In its report, ICIJ continues that some other countries have "done more than borrow regulatory ideas from Europe." And it argues that the authorities in Saudi Arabia, India, the Philippines, Singapore, Israel and much of Latin America "wave through" devices, or "subject them to less scrutiny," if they have already been certified as safe in Europe.

ICIJ makes these points in a piece entitled How Lobbying Blocked European Safety Checks For Dangerous Medical Implants.

Dagmar Roth-Behrendt Reappears To Haunt EU Medtech

This report on lobbying mainly focuses on the fact that the Medical Device and IVD Regulations that have come into effect and that will fully apply on May 26, 2020, and May 26, 2022, respectively, are not as strict as they could be, and in the view of critics, should have been stricter.

The ICIJ coverage makes the point that the battle over how medical devices should be regulated offers a window into "how well-connected lobbyists can overwhelm a process designed to protect the public."

"Lobbyists won over European politicians and bureaucrats with an array of tactics, including not only unsubstantiated claims about safety but also dark warnings of lost jobs, increased taxes and fewer health-care choices," ICIJ writes.

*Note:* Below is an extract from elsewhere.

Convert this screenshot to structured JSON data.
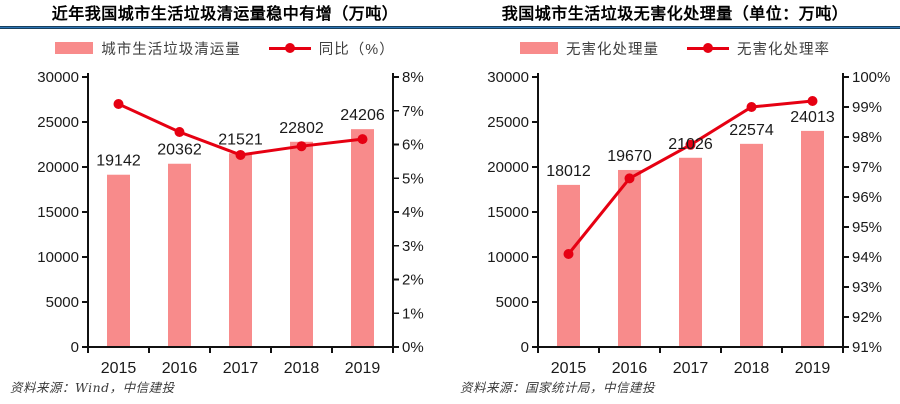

The journalists interviewed former German Social Democrat MEP Dagmar Roth-Behrendt, the initial rapporteur at the European Parliament on the Medical Devices Regulation, whose views in wanting to introduce pharma-style regulations for high-risk devices were generally regarded as extreme at the time, and were voted out.

“I saw a huge amount of lobbying in the 25 years I was in the European Parliament,” Roth-Behrendt told ICIJ. “But the way this was done was the blackest I’ve ever seen. And I wonder that people can get along with their conscience.”

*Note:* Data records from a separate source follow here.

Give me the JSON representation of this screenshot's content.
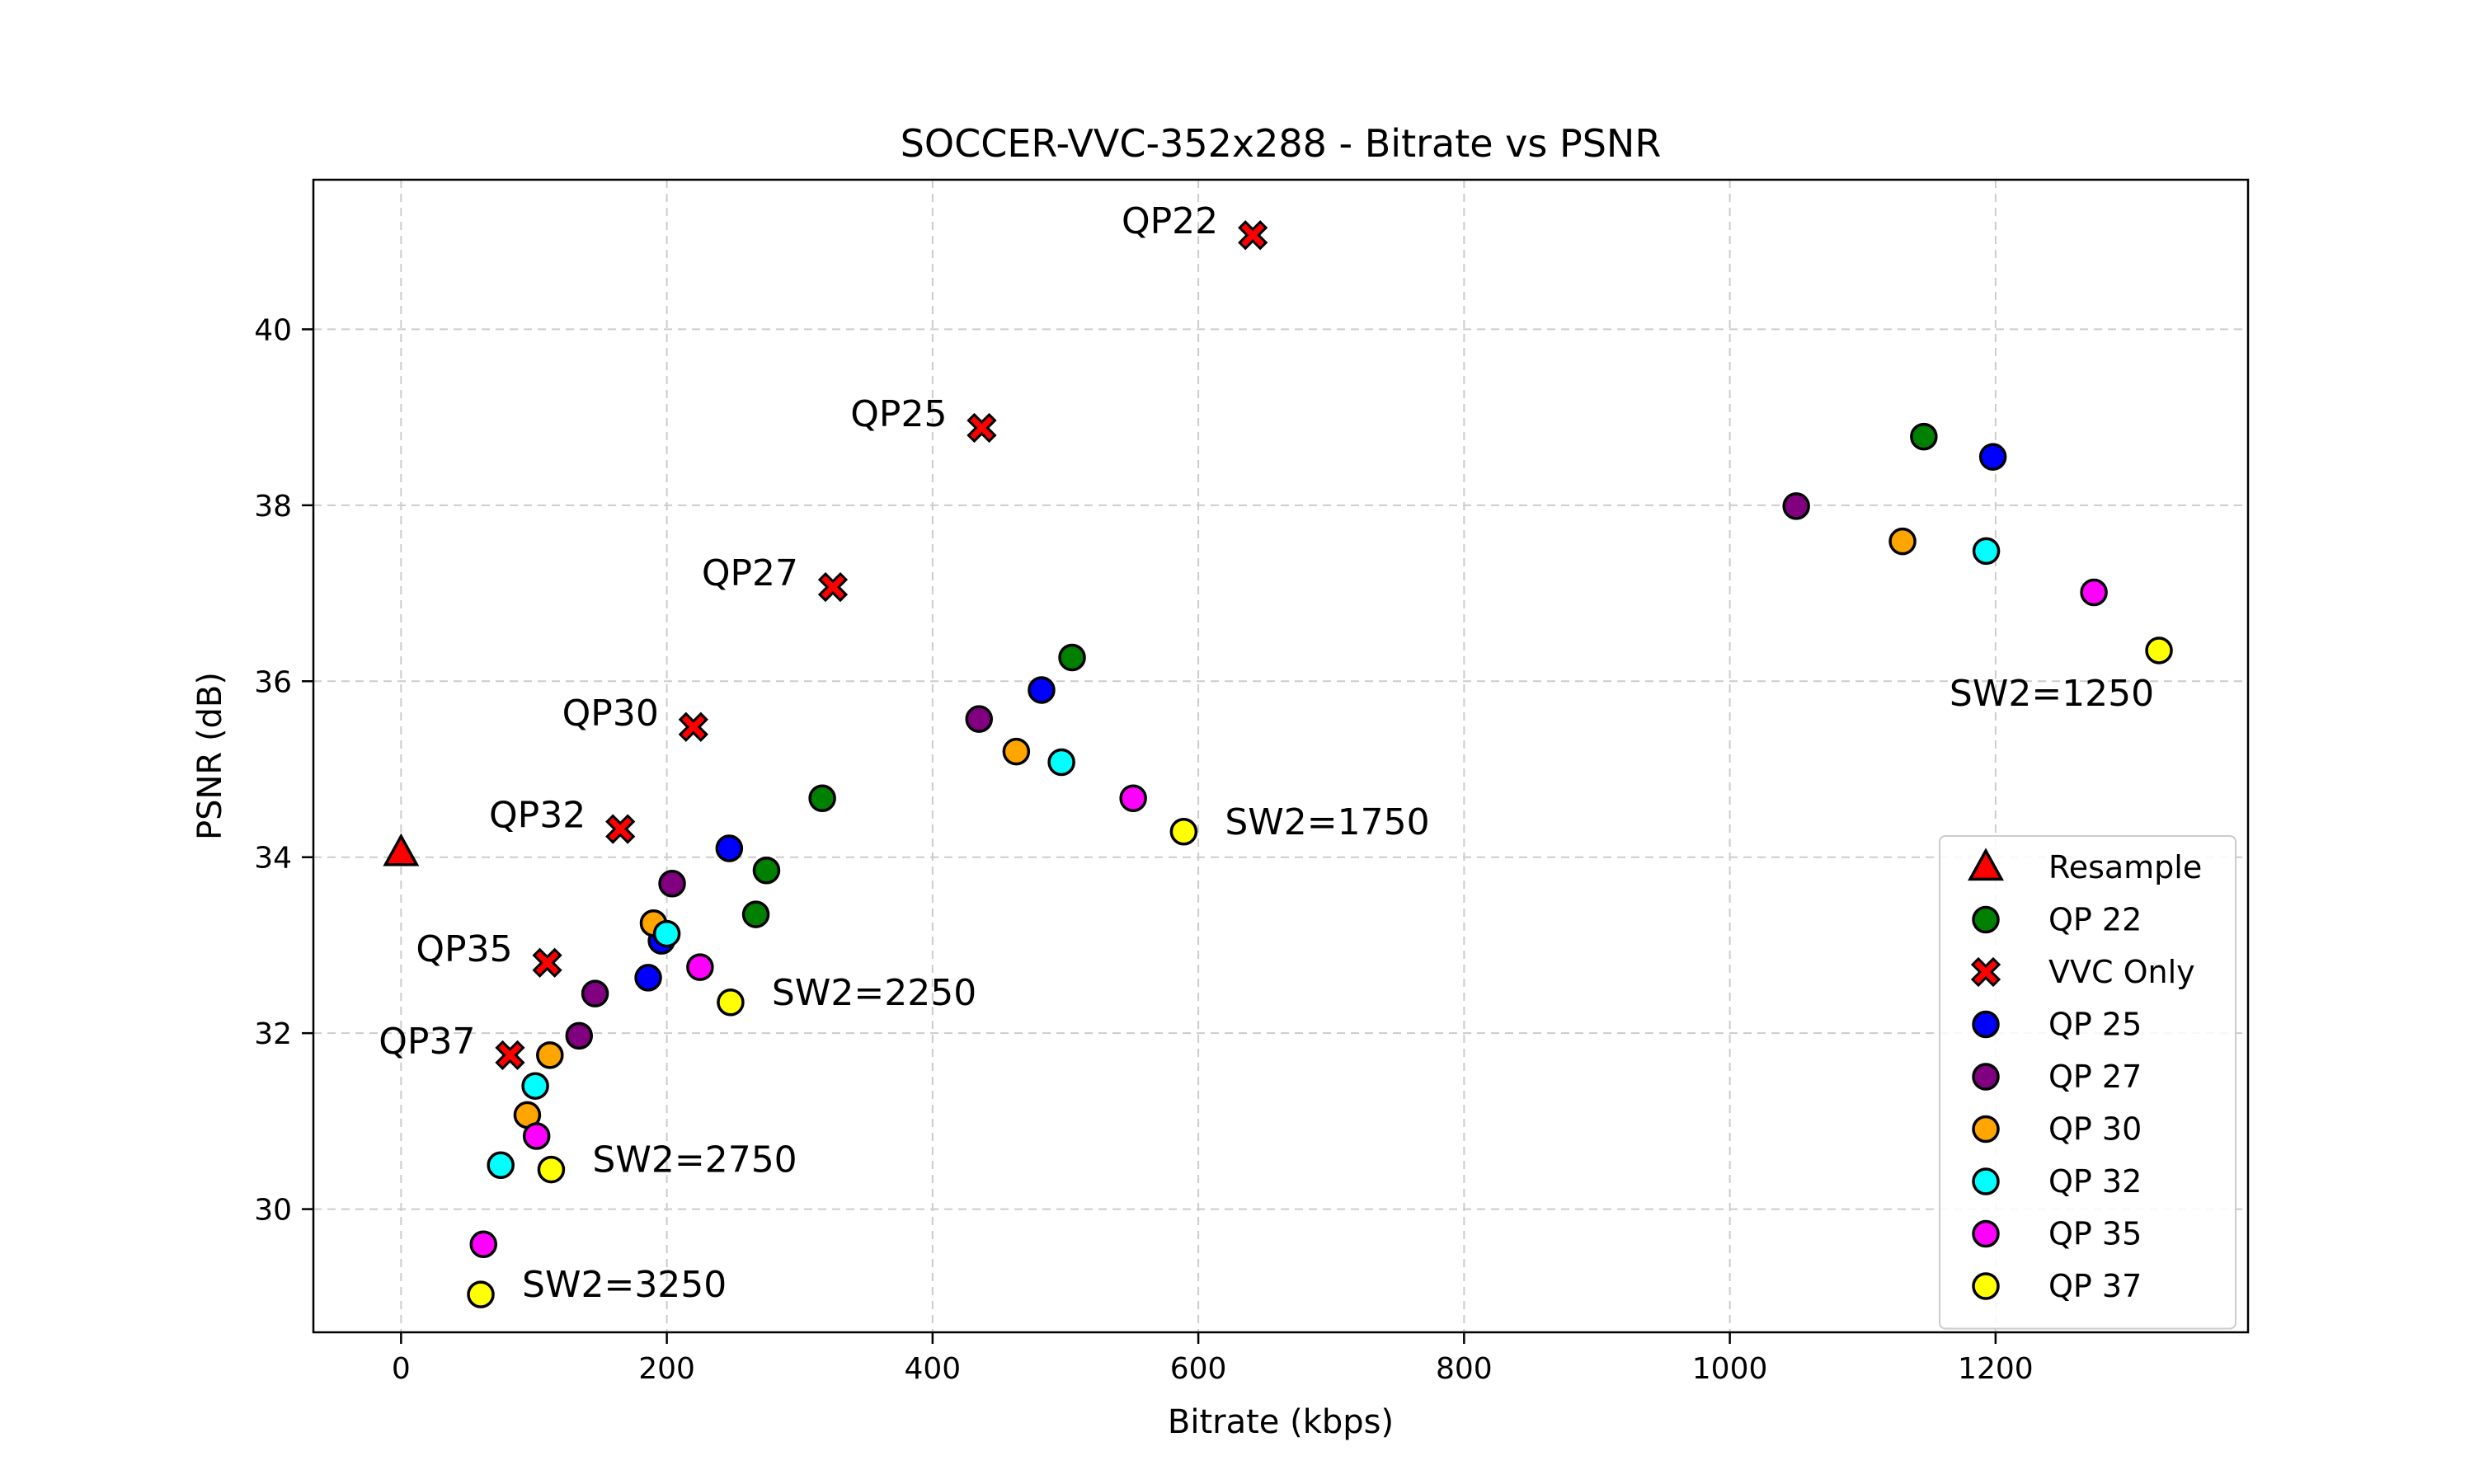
{
  "chart_data": {
    "type": "scatter",
    "title": "SOCCER-VVC-352x288 - Bitrate vs PSNR",
    "xlabel": "Bitrate (kbps)",
    "ylabel": "PSNR (dB)",
    "xlim": [
      -66,
      1390
    ],
    "ylim": [
      28.6,
      41.7
    ],
    "xticks": [
      0,
      200,
      400,
      600,
      800,
      1000,
      1200
    ],
    "yticks": [
      30,
      32,
      34,
      36,
      38,
      40
    ],
    "grid": true,
    "legend_position": "lower-right",
    "series": [
      {
        "name": "Resample",
        "marker": "triangle",
        "color": "#ff0000",
        "points": [
          {
            "x": 0,
            "y": 34.05
          }
        ]
      },
      {
        "name": "QP 22",
        "marker": "circle",
        "color": "#008000",
        "points": [
          {
            "x": 1146,
            "y": 38.78
          },
          {
            "x": 505,
            "y": 36.27
          },
          {
            "x": 317,
            "y": 34.67
          },
          {
            "x": 275,
            "y": 33.85
          },
          {
            "x": 267,
            "y": 33.35
          }
        ]
      },
      {
        "name": "VVC Only",
        "marker": "x",
        "color": "#ff0000",
        "points": [
          {
            "x": 641,
            "y": 41.07
          },
          {
            "x": 437,
            "y": 38.88
          },
          {
            "x": 325,
            "y": 37.07
          },
          {
            "x": 220,
            "y": 35.48
          },
          {
            "x": 165,
            "y": 34.32
          },
          {
            "x": 110,
            "y": 32.8
          },
          {
            "x": 82,
            "y": 31.75
          }
        ]
      },
      {
        "name": "QP 25",
        "marker": "circle",
        "color": "#0000ff",
        "points": [
          {
            "x": 1198,
            "y": 38.55
          },
          {
            "x": 482,
            "y": 35.9
          },
          {
            "x": 247,
            "y": 34.1
          },
          {
            "x": 196,
            "y": 33.05
          },
          {
            "x": 186,
            "y": 32.63
          }
        ]
      },
      {
        "name": "QP 27",
        "marker": "circle",
        "color": "#800080",
        "points": [
          {
            "x": 1050,
            "y": 37.99
          },
          {
            "x": 435,
            "y": 35.57
          },
          {
            "x": 204,
            "y": 33.7
          },
          {
            "x": 146,
            "y": 32.45
          },
          {
            "x": 134,
            "y": 31.97
          }
        ]
      },
      {
        "name": "QP 30",
        "marker": "circle",
        "color": "#ffa500",
        "points": [
          {
            "x": 1130,
            "y": 37.59
          },
          {
            "x": 463,
            "y": 35.2
          },
          {
            "x": 190,
            "y": 33.25
          },
          {
            "x": 112,
            "y": 31.75
          },
          {
            "x": 95,
            "y": 31.07
          }
        ]
      },
      {
        "name": "QP 32",
        "marker": "circle",
        "color": "#00ffff",
        "points": [
          {
            "x": 1193,
            "y": 37.48
          },
          {
            "x": 497,
            "y": 35.08
          },
          {
            "x": 200,
            "y": 33.13
          },
          {
            "x": 101,
            "y": 31.4
          },
          {
            "x": 75,
            "y": 30.5
          }
        ]
      },
      {
        "name": "QP 35",
        "marker": "circle",
        "color": "#ff00ff",
        "points": [
          {
            "x": 1274,
            "y": 37.01
          },
          {
            "x": 551,
            "y": 34.67
          },
          {
            "x": 225,
            "y": 32.75
          },
          {
            "x": 102,
            "y": 30.83
          },
          {
            "x": 62,
            "y": 29.6
          }
        ]
      },
      {
        "name": "QP 37",
        "marker": "circle",
        "color": "#ffff00",
        "points": [
          {
            "x": 1323,
            "y": 36.35
          },
          {
            "x": 589,
            "y": 34.29
          },
          {
            "x": 248,
            "y": 32.35
          },
          {
            "x": 113,
            "y": 30.45
          },
          {
            "x": 60,
            "y": 29.03
          }
        ]
      }
    ],
    "annotations": [
      {
        "text": "QP22",
        "x": 641,
        "y": 41.07,
        "side": "left"
      },
      {
        "text": "QP25",
        "x": 437,
        "y": 38.88,
        "side": "left"
      },
      {
        "text": "QP27",
        "x": 325,
        "y": 37.07,
        "side": "left"
      },
      {
        "text": "QP30",
        "x": 220,
        "y": 35.48,
        "side": "left"
      },
      {
        "text": "QP32",
        "x": 165,
        "y": 34.32,
        "side": "left"
      },
      {
        "text": "QP35",
        "x": 110,
        "y": 32.8,
        "side": "left"
      },
      {
        "text": "QP37",
        "x": 82,
        "y": 31.75,
        "side": "left"
      },
      {
        "text": "SW2=1250",
        "x": 1323,
        "y": 36.35,
        "side": "below"
      },
      {
        "text": "SW2=1750",
        "x": 589,
        "y": 34.29,
        "side": "right"
      },
      {
        "text": "SW2=2250",
        "x": 248,
        "y": 32.35,
        "side": "right"
      },
      {
        "text": "SW2=2750",
        "x": 113,
        "y": 30.45,
        "side": "right"
      },
      {
        "text": "SW2=3250",
        "x": 60,
        "y": 29.03,
        "side": "right"
      }
    ]
  }
}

The BBC, meanwhile, in its Nov. 25 report, says Roth-Behrendt told Panorama – which is to air a documentary on Nov. 26 – that an intensive lobbying campaign by the industry undermined the proposed reforms and industry effectively won. "It's a success for them, and a failure for the European Parliament and for European patients, I have no doubt about it," she said. "It is like an open wound for me. That we could not do more for European patients and for the safety of European patients hurts."

This is part of a series of pieces that Medtech Insight is reporting on the Implant Files. (Also see "Medtech Innovators Are Under Attack Again – But When Aren't They?" - Medtech Insight, 26 Nov, 2018.) Our US and EU-based editors will continue to report on different aspects of these files and monitor developments on ICIJ's website.